Furthermore, this is a team that is trending in the right direction. The Buccaneers were 2-14 in 2014 before improving to 6-10 in 2015 and 9-7 last year. Since the 1970 AFL-NFL merger, there have been 14 teams (not including the current Bucs) who improved by at least two wins in two consecutive years but did not make the playoffs in that span. Six of those 14 teams made the playoffs the following year (what would be 2017 for the Buccaneers); eight of the 14 won at least as many as not more games as the year before.
The most recent example of that trend: Wayne's own Atlanta Falcons. The 2013 Falcons were 4-12 before improving to 6-10 in 2014 and then to 8-8 in 2015. We all know what happened last year, when the Falcons were in an equivalent position to where the Bucs are right now. Furthermore, the Falcons got a new coaching staff between the second and third of those seasons…exactly like the Buccaneers.

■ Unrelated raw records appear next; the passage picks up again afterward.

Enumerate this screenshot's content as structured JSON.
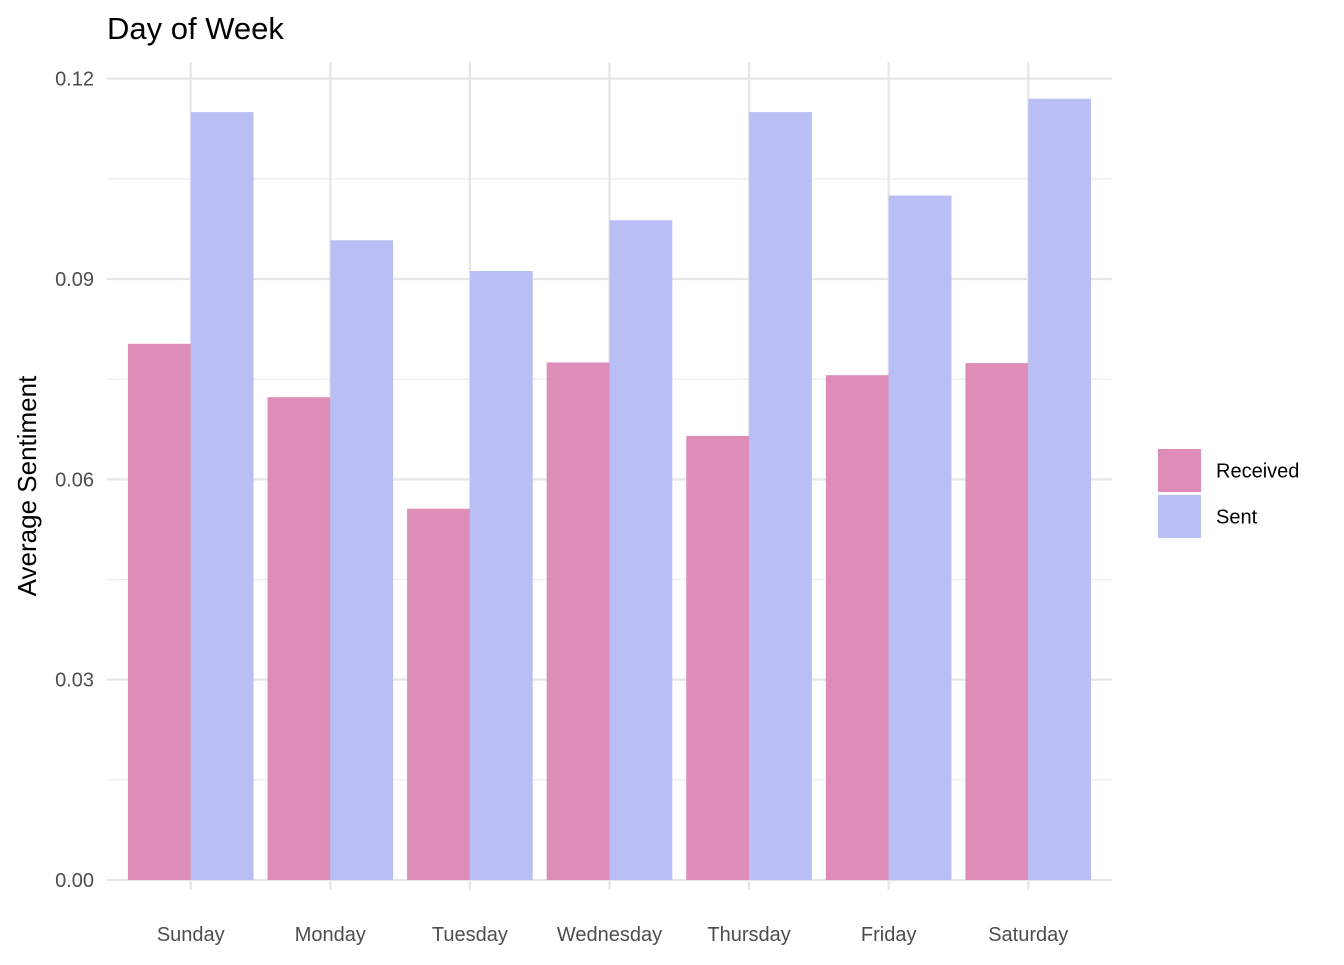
{
  "chart_data": {
    "type": "bar",
    "title": "Day of Week",
    "xlabel": "",
    "ylabel": "Average Sentiment",
    "categories": [
      "Sunday",
      "Monday",
      "Tuesday",
      "Wednesday",
      "Thursday",
      "Friday",
      "Saturday"
    ],
    "series": [
      {
        "name": "Received",
        "color": "#de8cb8",
        "values": [
          0.0803,
          0.0723,
          0.0556,
          0.0775,
          0.0665,
          0.0756,
          0.0774
        ]
      },
      {
        "name": "Sent",
        "color": "#b9bff5",
        "values": [
          0.115,
          0.0958,
          0.0912,
          0.0988,
          0.115,
          0.1025,
          0.117
        ]
      }
    ],
    "ylim": [
      -0.0015,
      0.1225
    ],
    "yticks": [
      0.0,
      0.03,
      0.06,
      0.09,
      0.12
    ],
    "ytick_labels": [
      "0.00",
      "0.03",
      "0.06",
      "0.09",
      "0.12"
    ],
    "y_minor_ticks": [
      0.015,
      0.045,
      0.075,
      0.105
    ],
    "grid": true,
    "legend_position": "right"
  }
}
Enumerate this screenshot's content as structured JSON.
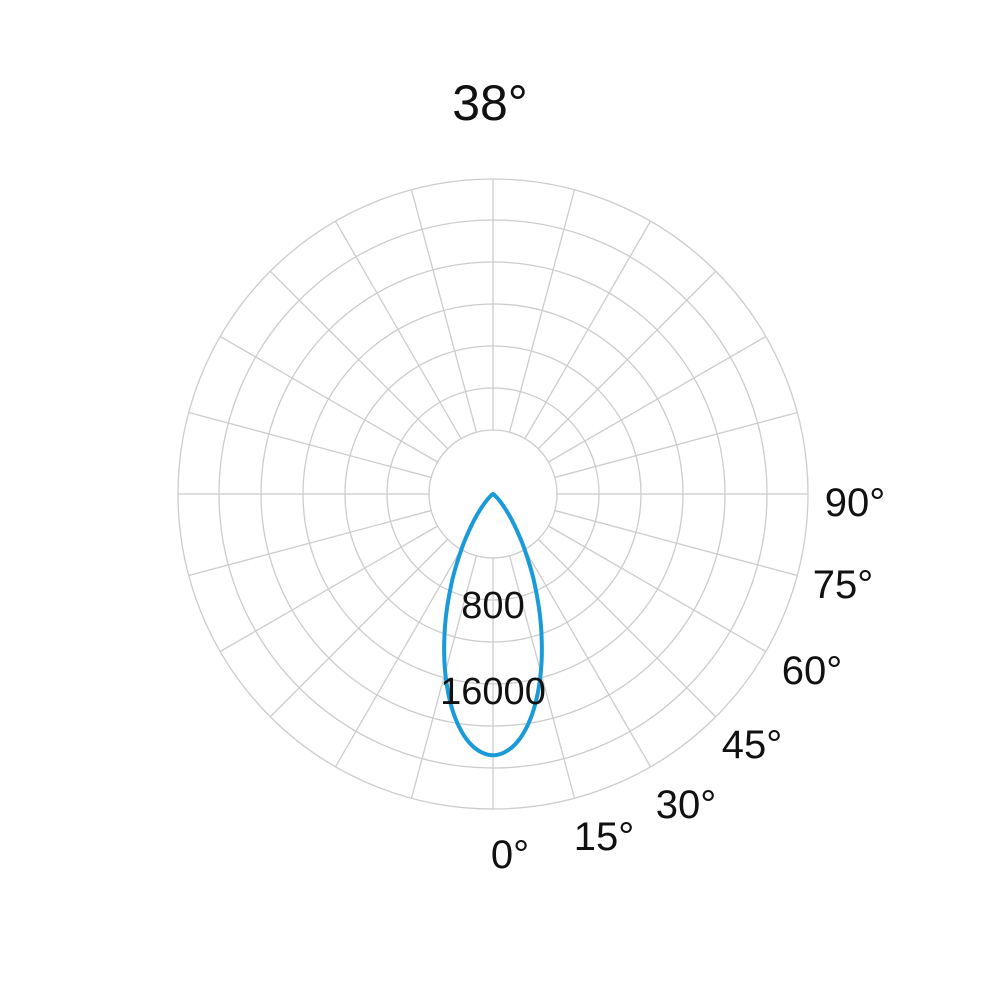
{
  "chart_data": {
    "type": "polar",
    "title": "38°",
    "angle_labels": [
      "0°",
      "15°",
      "30°",
      "45°",
      "60°",
      "75°",
      "90°"
    ],
    "radial_labels": [
      "800",
      "16000"
    ],
    "grid": true,
    "angle_step_deg": 15,
    "series": [
      {
        "color": "#1a9ad9",
        "angles_deg": [
          0,
          5,
          10,
          15,
          20,
          25,
          30,
          35,
          40,
          45,
          50,
          60,
          70,
          80,
          90
        ],
        "values": [
          22000,
          21180,
          18880,
          15550,
          11810,
          8230,
          5210,
          2990,
          1540,
          690,
          260,
          40,
          0,
          0,
          0
        ]
      }
    ],
    "colors": {
      "grid": "#cccccc",
      "curve": "#1a9ad9",
      "text": "#111111"
    }
  }
}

That's an encouraging trend. Here's another one: Tampa Bay's defense, which got a new coordinator in 2016 in the person of former Falcons Head Coach Mike Smith, made a stunning turnaround at the midpoint of last season. During the first eight games, Buccaneer defenders struggled to master Smith's schemes and to communicate effectively with each other. As those issues started to become resolved around midseason, Tampa Bay's defense went on a tear. Over the final eight games of 2016, the Buccaneers ranked fourth in points allowed, second in opponent passer rating allowed, tied for fifth in sacks and first in turnovers.
And who have the Bucs lost from that group. Bradley McDougald, a starting safety. There's a very good chance that either free agent acquisition J.J. Wilcox or second-round draft pick Justin Evans will be able to replace McDougald's 92 tackles and two interceptions from a year ago. Otherwise, the only departures from that group are strongside linebacker Daryl Smith, who did not have an enormous impact in 2016, and reserve defensive tackle Akeem Smith. The addition of Chris Baker in free agency likely is an upgrade at the DT position, so that linebacker spot is probably the least certain part of the Bucs' defensive transition from 2016 to 2017.
The Buccaneers' biggest and most obvious deficiency on offense was a lack of speed and, relatedly, big plays in the passing game. The team could hardly have addressed that issue more directly than by bringing in DeSean Jackson, and then the draft delivered Howard and Godwin. National NFL pundits seem to agree with the Buccaneers' belief that those additions will make Jameis Winston a much more productive quarterback, particularly in terms of getting the ball downfield.
Okay, I've just spent about 1,300 words rebutting a fairly innocuous bit of intra-division trash-talking on Twitter. If that was a troll job by Wayne, it worked to perfection. Even so, I still think it's worthwhile to disagree with that idea of "false hope." It's very unlikely that the Buccaneers will be exactly as good in 2017 as they were in 2016. That means the team will either get better or worse this year. Despite all the optimism in the Bay area, it wouldn't be the most shocking outcome of all time if the Bucs got worse in 2017. Yes, it could happen. But if you have to argue one side or the other, I honestly don't see how you can look at how the 2016 season finished and what the team has done since and choose to argue for worse. And if the Bucs get even just a little bit better, they should be back in the playoffs for the first time in decade. There's definitely a very real – not false – hope in Buccaneer-land that this will happen.
(The other option here was to talk trash back, but I honestly believe the Falcons are going to be very good again this year. I'm not seeing a Super Bowl hangover here.)